Regulators target money market funds after COVID-19 turmoil

LONDON (Reuters) - Regulators will propose changes to money market funds next year after pandemic lockdowns in March highlighted how the $6.9 trillion sector struggled under severe stress, a report said.

FILE PHOTO: Federal Reserve Vice Chairman for Supervision Randal Quarles addresses the Economic Club of New York in New York City, U.S., October 18, 2018. REUTERS/Brendan McDermid/File Photo

The Financial Stability Board (FSB), which coordinates financial rules for the Group of 20 Economies (G20), said in a report on Tuesday to G20 leaders meeting this week that the turmoil in markets in spring exposed vulnerabilities throughout the financial sector.

But further investigation is warranted into money market and open-ended funds, into how derivatives clearing houses vary margin or cash calls to cover trading positions, and into the structure of bond markets, the FSB said.

“It’s clear we need to take action to address these issues,” Randal Quarles, chair of the FSB and Vice Chair of the U.S. Federal Reserve, told reporters.

Without central banks doling out liquidity to maintain stability, sectors like money market funds would probably have fared far worse in the “dash for cash”, the FSB said.

It set an “ambitious” work plan, with policy proposals to enhance the resilience of money market funds due in mid-2021, along with a study of margining practices. Work on open-ended funds and bond markets would stretch to 2022.

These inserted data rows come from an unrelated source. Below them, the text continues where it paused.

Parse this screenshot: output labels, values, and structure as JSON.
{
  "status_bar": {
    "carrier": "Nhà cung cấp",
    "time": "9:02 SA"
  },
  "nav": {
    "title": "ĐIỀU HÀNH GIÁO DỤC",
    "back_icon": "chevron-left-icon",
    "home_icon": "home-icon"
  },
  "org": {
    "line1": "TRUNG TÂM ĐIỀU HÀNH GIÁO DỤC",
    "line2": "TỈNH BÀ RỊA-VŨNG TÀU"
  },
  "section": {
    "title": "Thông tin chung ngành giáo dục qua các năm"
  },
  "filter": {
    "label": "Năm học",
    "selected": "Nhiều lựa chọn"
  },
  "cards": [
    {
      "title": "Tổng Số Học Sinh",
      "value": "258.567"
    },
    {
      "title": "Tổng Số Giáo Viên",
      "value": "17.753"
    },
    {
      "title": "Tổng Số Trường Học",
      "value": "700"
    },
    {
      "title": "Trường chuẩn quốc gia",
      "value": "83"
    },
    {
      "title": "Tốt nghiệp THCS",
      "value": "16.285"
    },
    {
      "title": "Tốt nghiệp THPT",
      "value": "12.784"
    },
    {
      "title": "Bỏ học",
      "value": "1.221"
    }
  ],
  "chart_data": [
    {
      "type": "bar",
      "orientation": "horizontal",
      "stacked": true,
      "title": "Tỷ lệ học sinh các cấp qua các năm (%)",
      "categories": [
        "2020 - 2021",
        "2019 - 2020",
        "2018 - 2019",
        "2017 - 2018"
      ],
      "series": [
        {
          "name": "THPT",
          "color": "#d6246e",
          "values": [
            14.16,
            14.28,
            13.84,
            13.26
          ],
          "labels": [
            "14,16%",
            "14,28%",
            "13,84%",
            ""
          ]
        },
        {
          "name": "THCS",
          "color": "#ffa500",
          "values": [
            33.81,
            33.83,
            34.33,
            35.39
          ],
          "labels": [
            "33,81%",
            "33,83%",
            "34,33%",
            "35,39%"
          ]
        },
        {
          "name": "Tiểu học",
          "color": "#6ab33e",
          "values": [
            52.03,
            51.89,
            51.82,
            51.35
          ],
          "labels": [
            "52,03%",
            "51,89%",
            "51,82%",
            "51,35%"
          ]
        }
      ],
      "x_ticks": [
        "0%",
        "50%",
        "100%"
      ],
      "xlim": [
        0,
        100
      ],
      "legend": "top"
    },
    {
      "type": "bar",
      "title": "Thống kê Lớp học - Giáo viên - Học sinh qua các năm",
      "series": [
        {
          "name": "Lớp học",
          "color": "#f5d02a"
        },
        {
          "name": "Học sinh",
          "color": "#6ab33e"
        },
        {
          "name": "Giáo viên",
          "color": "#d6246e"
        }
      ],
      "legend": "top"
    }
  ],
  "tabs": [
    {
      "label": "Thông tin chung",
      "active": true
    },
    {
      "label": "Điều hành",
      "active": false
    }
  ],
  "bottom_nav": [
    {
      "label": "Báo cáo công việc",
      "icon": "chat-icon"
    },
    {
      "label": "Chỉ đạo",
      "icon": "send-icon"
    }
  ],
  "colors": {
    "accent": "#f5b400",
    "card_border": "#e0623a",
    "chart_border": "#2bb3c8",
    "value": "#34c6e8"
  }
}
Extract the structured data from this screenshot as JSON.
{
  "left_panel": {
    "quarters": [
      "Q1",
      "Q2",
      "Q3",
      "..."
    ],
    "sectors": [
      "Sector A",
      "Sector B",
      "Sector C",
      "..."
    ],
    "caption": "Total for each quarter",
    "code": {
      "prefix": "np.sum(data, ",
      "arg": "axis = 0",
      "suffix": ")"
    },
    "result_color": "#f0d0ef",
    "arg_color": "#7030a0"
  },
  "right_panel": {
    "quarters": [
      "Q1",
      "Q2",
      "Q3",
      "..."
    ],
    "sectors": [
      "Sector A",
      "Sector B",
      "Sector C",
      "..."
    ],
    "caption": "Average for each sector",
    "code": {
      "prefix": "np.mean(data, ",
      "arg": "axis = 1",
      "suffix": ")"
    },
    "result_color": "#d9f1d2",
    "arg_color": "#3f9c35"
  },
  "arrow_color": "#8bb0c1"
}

Money market funds holding non-government assets saw big outflows in the United States and Europe.

Central banks and securities regulators at the FSB have clashed in the past over funds, with central bank attempts to clone bank capital and liquidity rules rebuffed by market watchdogs.

A more consensual approach is likely this time round to focus on reinforcing existing tools like “gates” and extra fees at times of high redemptions. Money market reform is a priority for Italy, which takes over the G20 presidency next year.

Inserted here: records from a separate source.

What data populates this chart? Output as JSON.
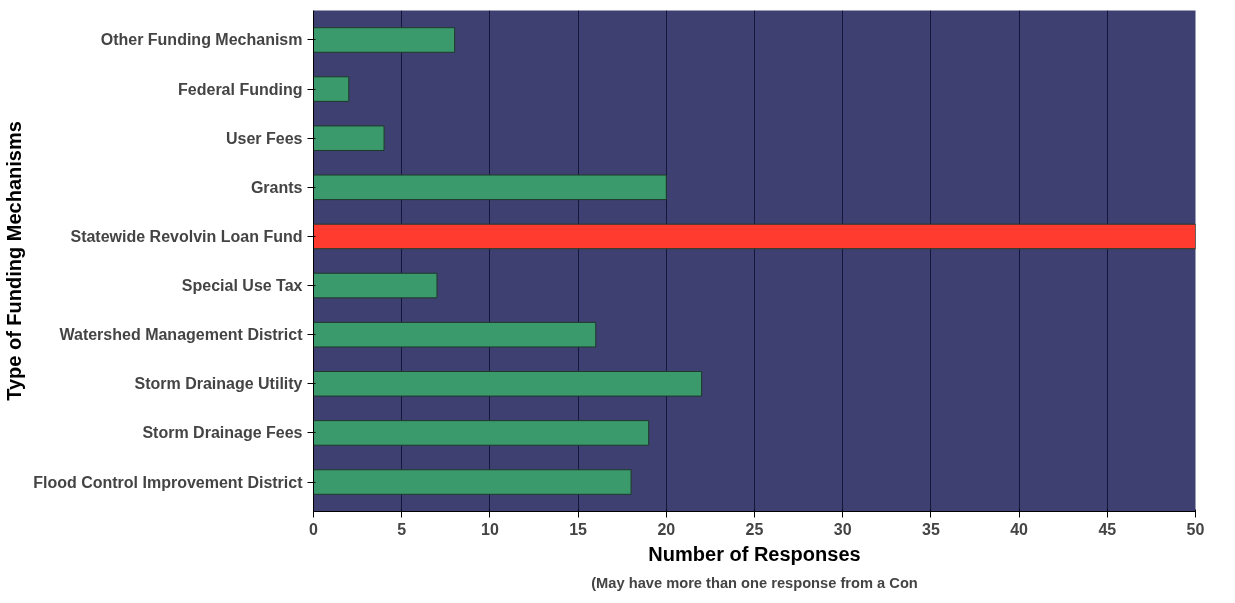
{
  "chart_data": {
    "type": "bar",
    "orientation": "horizontal",
    "categories": [
      "Other Funding Mechanism",
      "Federal Funding",
      "User Fees",
      "Grants",
      "Statewide Revolvin Loan Fund",
      "Special Use Tax",
      "Watershed Management District",
      "Storm Drainage Utility",
      "Storm Drainage Fees",
      "Flood Control Improvement District"
    ],
    "values": [
      8,
      2,
      4,
      20,
      50,
      7,
      16,
      22,
      19,
      18
    ],
    "colors": [
      "#3a9a6c",
      "#3a9a6c",
      "#3a9a6c",
      "#3a9a6c",
      "#ff3b2f",
      "#3a9a6c",
      "#3a9a6c",
      "#3a9a6c",
      "#3a9a6c",
      "#3a9a6c"
    ],
    "xlim": [
      0,
      50
    ],
    "xticks": [
      0,
      5,
      10,
      15,
      20,
      25,
      30,
      35,
      40,
      45,
      50
    ],
    "xlabel": "Number of Responses",
    "ylabel": "Type of Funding Mechanisms",
    "annotations": [
      "(May have more than one response from a Con"
    ],
    "grid": "x"
  }
}
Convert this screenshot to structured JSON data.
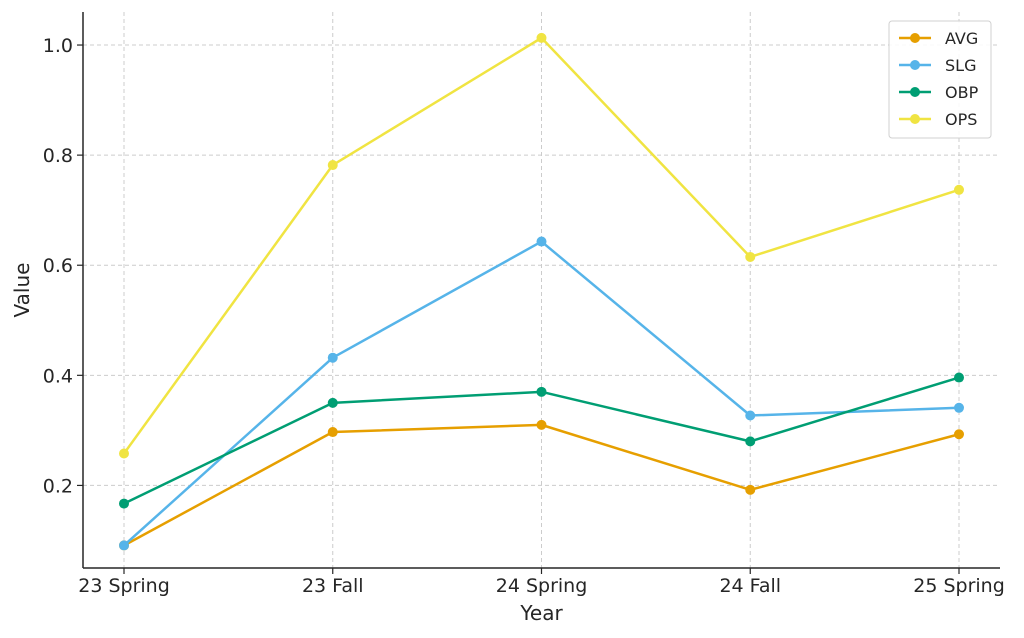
{
  "chart_data": {
    "type": "line",
    "title": "",
    "xlabel": "Year",
    "ylabel": "Value",
    "categories": [
      "23 Spring",
      "23 Fall",
      "24 Spring",
      "24 Fall",
      "25 Spring"
    ],
    "yticks": [
      "0.2",
      "0.4",
      "0.6",
      "0.8",
      "1.0"
    ],
    "ylim": [
      0.05,
      1.06
    ],
    "grid": true,
    "legend_position": "top-right",
    "series": [
      {
        "name": "AVG",
        "color": "#E69F00",
        "values": [
          0.091,
          0.297,
          0.31,
          0.192,
          0.293
        ]
      },
      {
        "name": "SLG",
        "color": "#56B4E9",
        "values": [
          0.091,
          0.432,
          0.643,
          0.327,
          0.341
        ]
      },
      {
        "name": "OBP",
        "color": "#009E73",
        "values": [
          0.167,
          0.35,
          0.37,
          0.28,
          0.396
        ]
      },
      {
        "name": "OPS",
        "color": "#F0E442",
        "values": [
          0.258,
          0.782,
          1.013,
          0.615,
          0.737
        ]
      }
    ]
  }
}
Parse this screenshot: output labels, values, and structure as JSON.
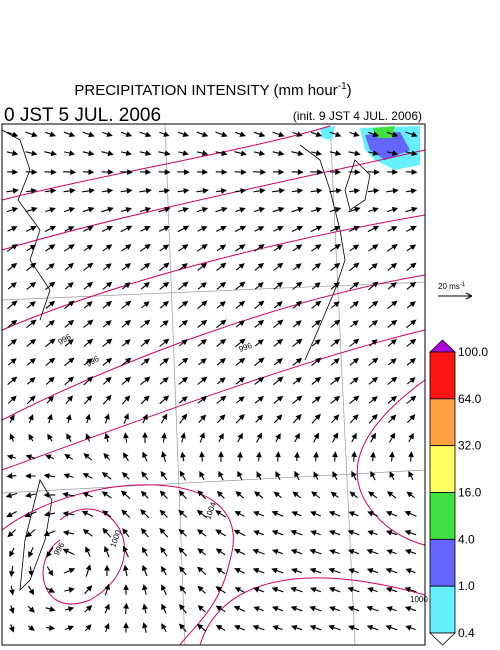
{
  "header": {
    "title_main": "PRECIPITATION INTENSITY (mm hour",
    "title_exp": "-1",
    "title_close": ")",
    "valid_time": "0 JST 5 JUL. 2006",
    "init_time": "(init. 9 JST 4 JUL. 2006)"
  },
  "reference_vector": {
    "label": "20 ms",
    "exp": "-1"
  },
  "colorbar": {
    "levels": [
      "100.0",
      "64.0",
      "32.0",
      "16.0",
      "4.0",
      "1.0",
      "0.4"
    ],
    "colors": [
      "#b000e0",
      "#ff1414",
      "#ffa040",
      "#ffff60",
      "#40e040",
      "#6464ff",
      "#64f0ff",
      "#ffffff"
    ]
  },
  "contour_labels": [
    "996",
    "996",
    "996",
    "1000",
    "1004",
    "1000",
    "996"
  ]
}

The Bank of England has suggested it may need to offer non-banks access to its liquidity in the same way banks can.

The FSB said there is a need to avoid “moral hazard” or an expectation that central banks would act again as a safety net for struggling funds in the next crisis.

In clearing, some regulators have suggested higher levels of margin in normal times to avoid hefty increases in rocky markets that in March triggered a search for cash by requesting redemptions from funds.